Back at the Castle again. Students had dressed Luther up with cope and miter for the event.
I won’t win any awards for these photos, but they give a glimpse of the event. As others share their photos with me over the next week, I will add to this post.
The morning Inauguration was followed by a reception at the Grand River Center.
At 3:00 we gathered for The Presidential Inauguration Address in the Wartburg Chapel.
“Life Together” was Dietrich Bonhoeffer’s response to the rhetoric and politics of division in Nazi Germany.
“Life Together” is our identity here at Wartburg, and it is also our promise to the church and the world.
3 facets of Wartburg’s identity
- Our clear sense of mission and purpose. Trining for ministry with both a castle presence and a digital community. Centered around worship. No classes or meetings during daily worship each morning. Weekly spiritual formation. Balance of core Lutheran theological commitments and an ecclesiology that allows flexibility in non-essentials.
- Our Existence as a resilient community that learns and grows together. Justification and justice stand together in the proclamation of the gospel. Life together is messy and costly. We are as much a learning institution as a teaching institution.
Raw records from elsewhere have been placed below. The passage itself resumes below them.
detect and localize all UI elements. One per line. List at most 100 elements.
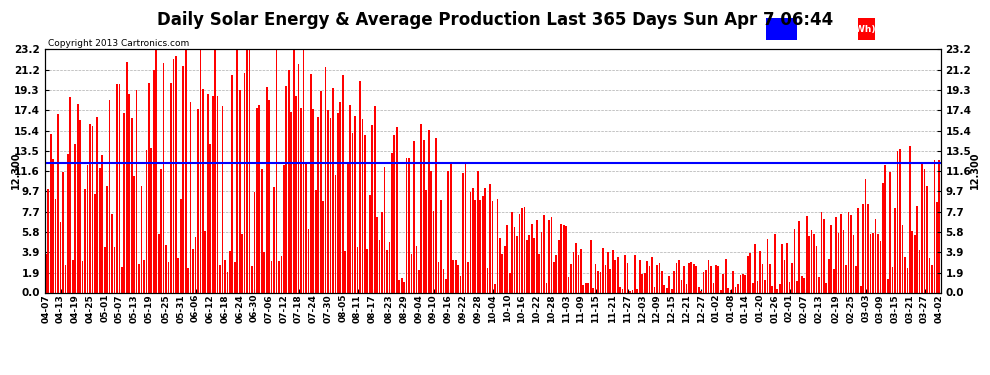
Bar bbox=[452, 260, 454, 292]
Bar bbox=[585, 283, 587, 292]
Bar bbox=[808, 236, 810, 292]
Bar bbox=[482, 196, 483, 292]
Bar bbox=[335, 175, 337, 292]
Bar bbox=[791, 262, 793, 292]
Text: Daily  (kWh): Daily (kWh) bbox=[878, 25, 941, 34]
Bar bbox=[386, 250, 388, 292]
Bar bbox=[774, 234, 776, 292]
Bar bbox=[474, 200, 476, 292]
Bar bbox=[320, 91, 322, 292]
Bar bbox=[374, 106, 375, 292]
Bar bbox=[258, 105, 260, 292]
Bar bbox=[919, 251, 921, 292]
Bar bbox=[907, 267, 908, 292]
Bar bbox=[939, 160, 940, 292]
Bar bbox=[524, 207, 526, 292]
Bar bbox=[217, 96, 219, 292]
Bar bbox=[467, 261, 469, 292]
Bar bbox=[295, 96, 297, 292]
Bar bbox=[735, 287, 737, 292]
Bar bbox=[224, 260, 226, 292]
Bar bbox=[728, 288, 729, 292]
Bar bbox=[155, 49, 157, 292]
Bar bbox=[379, 240, 380, 292]
Bar bbox=[126, 62, 128, 292]
Bar bbox=[74, 144, 76, 292]
Bar bbox=[342, 75, 344, 292]
Text: Copyright 2013 Cartronics.com: Copyright 2013 Cartronics.com bbox=[48, 39, 189, 48]
Bar bbox=[146, 150, 148, 292]
Bar bbox=[222, 106, 224, 292]
Bar bbox=[751, 283, 753, 292]
Bar bbox=[192, 249, 194, 292]
Bar bbox=[663, 285, 665, 292]
Bar bbox=[288, 70, 290, 292]
Bar bbox=[303, 49, 304, 292]
Bar bbox=[457, 265, 459, 292]
Bar bbox=[874, 219, 876, 292]
Bar bbox=[165, 246, 167, 292]
Bar bbox=[931, 265, 933, 292]
Bar bbox=[229, 251, 231, 292]
Bar bbox=[504, 246, 506, 292]
Bar bbox=[413, 141, 415, 292]
Bar bbox=[270, 261, 272, 292]
Bar bbox=[550, 217, 552, 292]
Bar bbox=[865, 179, 866, 292]
Bar bbox=[723, 274, 724, 292]
Bar bbox=[310, 74, 312, 292]
Bar bbox=[293, 49, 295, 292]
Bar bbox=[436, 138, 437, 292]
Bar bbox=[877, 234, 879, 292]
Bar bbox=[575, 243, 577, 292]
Bar bbox=[256, 108, 257, 292]
Bar bbox=[889, 172, 891, 292]
Bar bbox=[592, 288, 594, 292]
Bar bbox=[683, 266, 685, 292]
Bar bbox=[776, 289, 778, 292]
Bar bbox=[642, 274, 644, 292]
Bar bbox=[401, 278, 403, 292]
Bar bbox=[784, 260, 785, 292]
Bar bbox=[87, 165, 88, 292]
Bar bbox=[658, 263, 660, 292]
Bar bbox=[477, 171, 478, 292]
Bar bbox=[892, 267, 894, 292]
Bar bbox=[384, 167, 385, 292]
Bar bbox=[862, 204, 864, 292]
Text: 12.300: 12.300 bbox=[969, 152, 979, 189]
Bar bbox=[109, 100, 111, 292]
Bar bbox=[555, 255, 557, 292]
Bar bbox=[111, 214, 113, 292]
Bar bbox=[91, 126, 93, 292]
Bar bbox=[644, 273, 645, 292]
Bar bbox=[708, 260, 710, 292]
Bar bbox=[629, 291, 631, 292]
Bar bbox=[381, 211, 383, 292]
Bar bbox=[879, 241, 881, 292]
Bar bbox=[116, 84, 118, 292]
Bar bbox=[909, 146, 911, 292]
Bar bbox=[396, 127, 398, 292]
Bar bbox=[207, 94, 209, 292]
Bar bbox=[686, 284, 687, 292]
Bar bbox=[847, 212, 849, 292]
Bar bbox=[572, 252, 574, 292]
Bar bbox=[779, 284, 780, 292]
Bar bbox=[730, 290, 732, 292]
Bar bbox=[351, 133, 353, 292]
Bar bbox=[251, 266, 252, 292]
Bar bbox=[209, 144, 211, 292]
Bar bbox=[509, 273, 511, 292]
Bar bbox=[197, 109, 199, 292]
Bar bbox=[263, 252, 265, 292]
Bar bbox=[801, 276, 803, 292]
Bar bbox=[929, 258, 931, 292]
Bar bbox=[794, 229, 795, 292]
Bar bbox=[114, 248, 116, 292]
Bar bbox=[671, 289, 672, 292]
Bar bbox=[582, 285, 584, 292]
Bar bbox=[804, 278, 805, 292]
Bar bbox=[799, 222, 800, 292]
Bar bbox=[180, 199, 181, 292]
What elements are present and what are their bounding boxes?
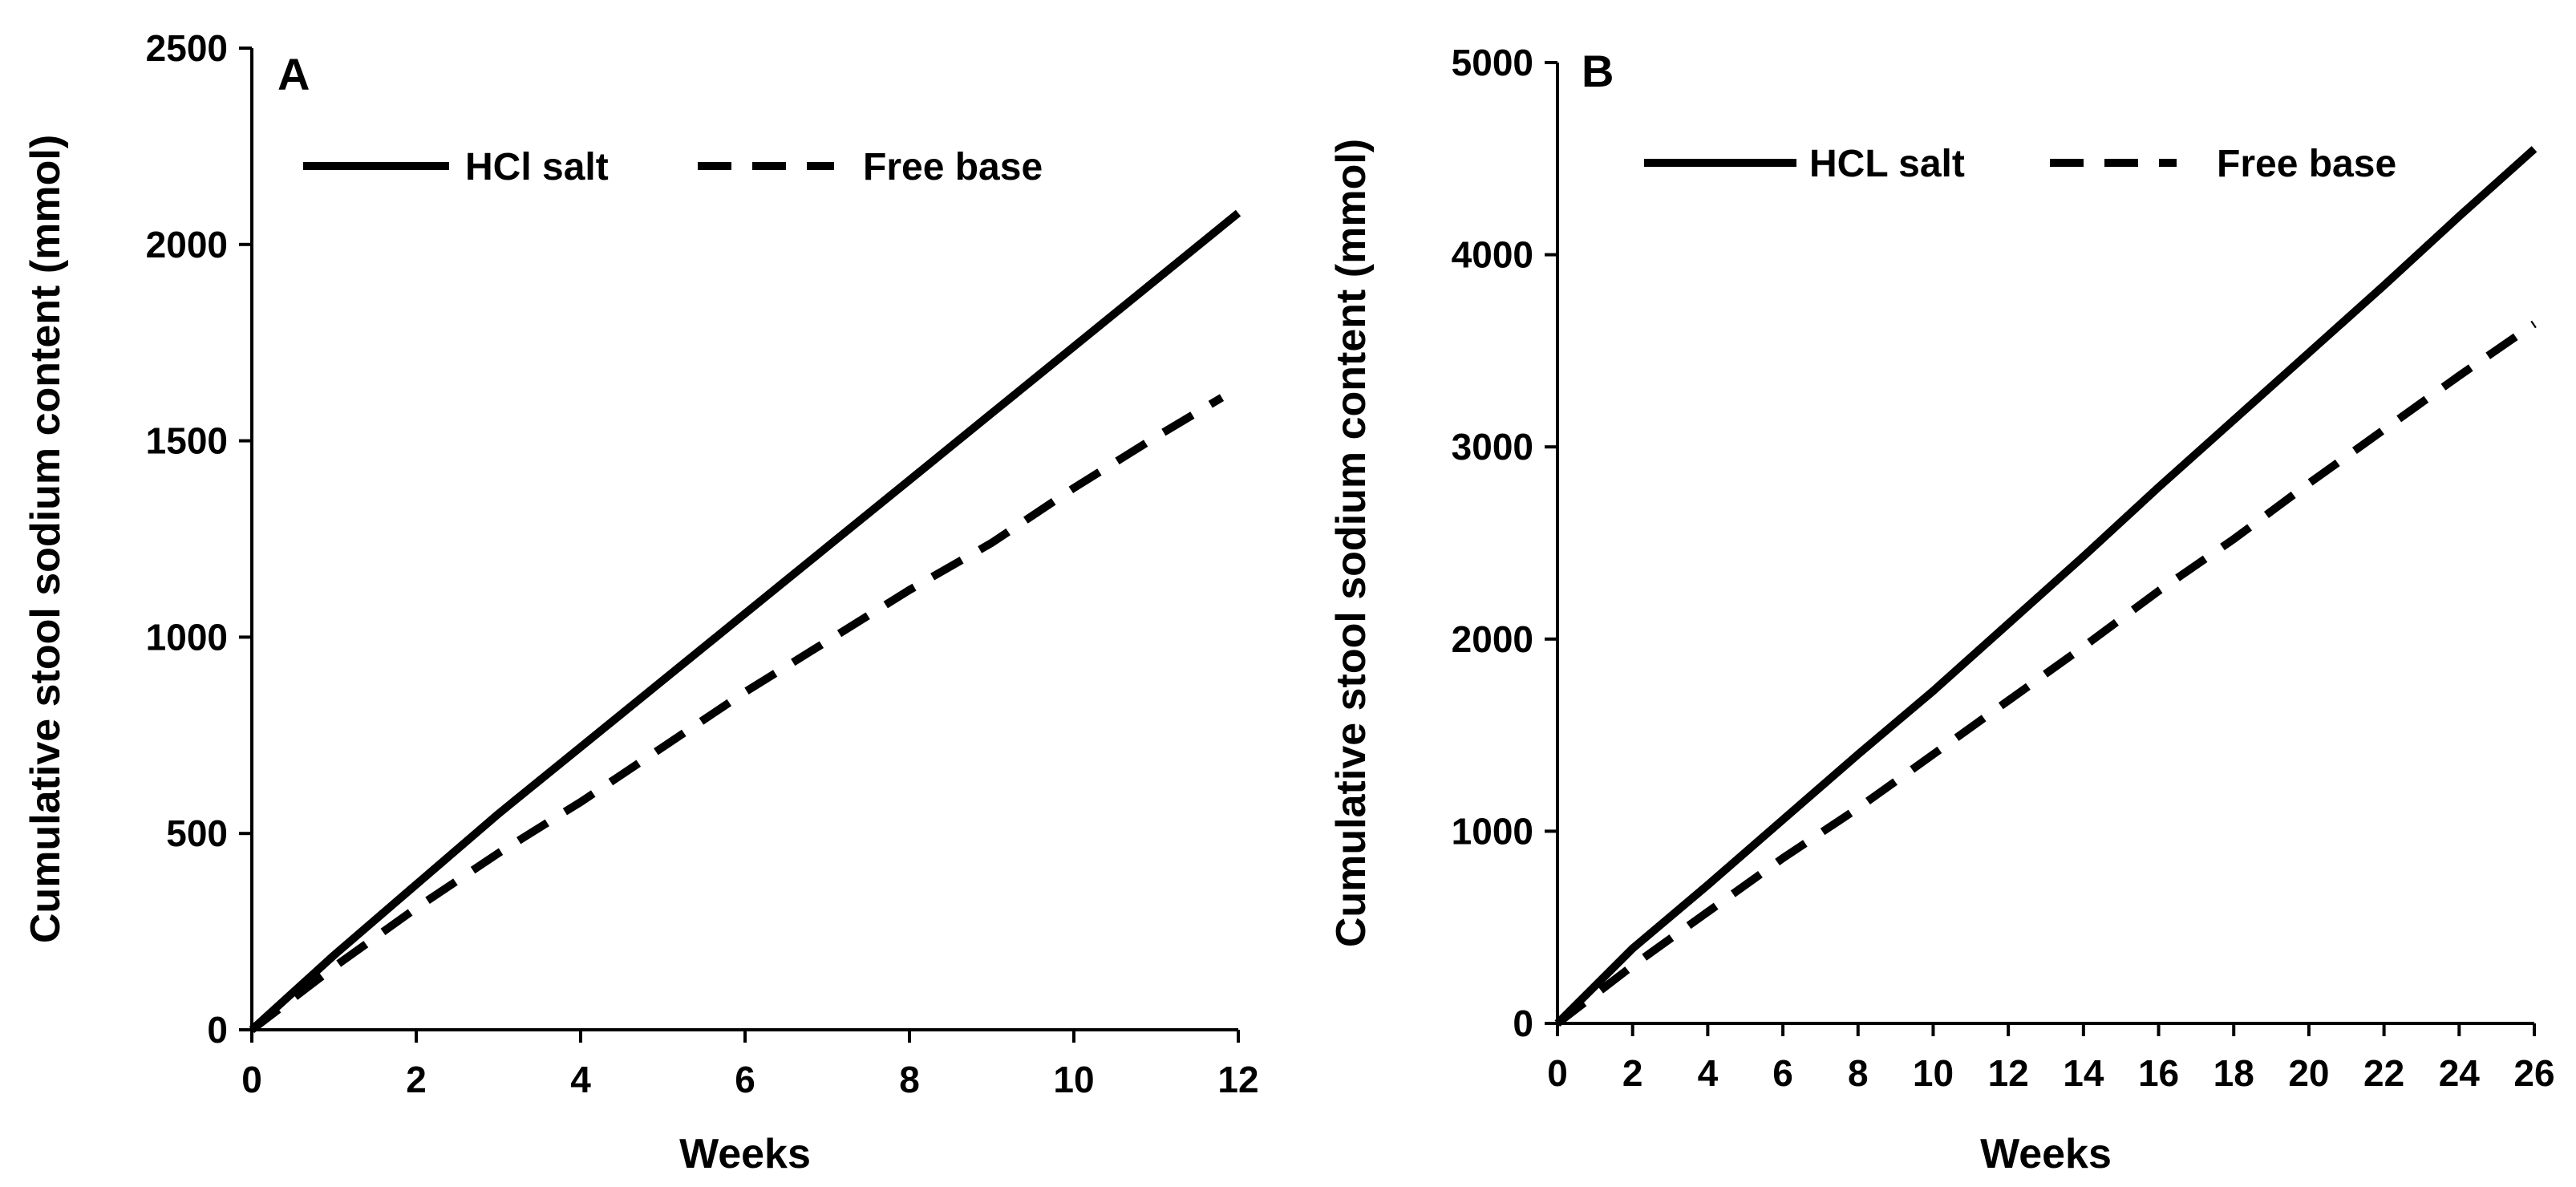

- Outward orientation to the world. The gospel is transforming the world. The steady faith of motley christian communities near and far participated in this.
Our connection with Wartburg Theological Seminary is long and deep. As Lutherans populated Texas, they gradually affiliated with the Missouri Synod (1847), the Ohio Synod (1818) or the Iowa Synod (1854). The Texas Synod (1851) affiliated with the Iowa Synod in 1896, becoming the Texas District of the Iowa Synod (founded in as the Evangelical Lutheran Synod of Iowa and Other States). Pastors in Texas came from many places, but Wartburg seminary, 1000 miles from Houston, became a training ground for Texas and Louisiana pastors. In 1929, the Iowa Synod joined in the merger that formed the American Lutheran Church, which through mergers eventually became the Evangelical Lutheran Church in America. Even today the Texas contingent at Wartburg is substantial.
An evening soirée gave people a chance to connect.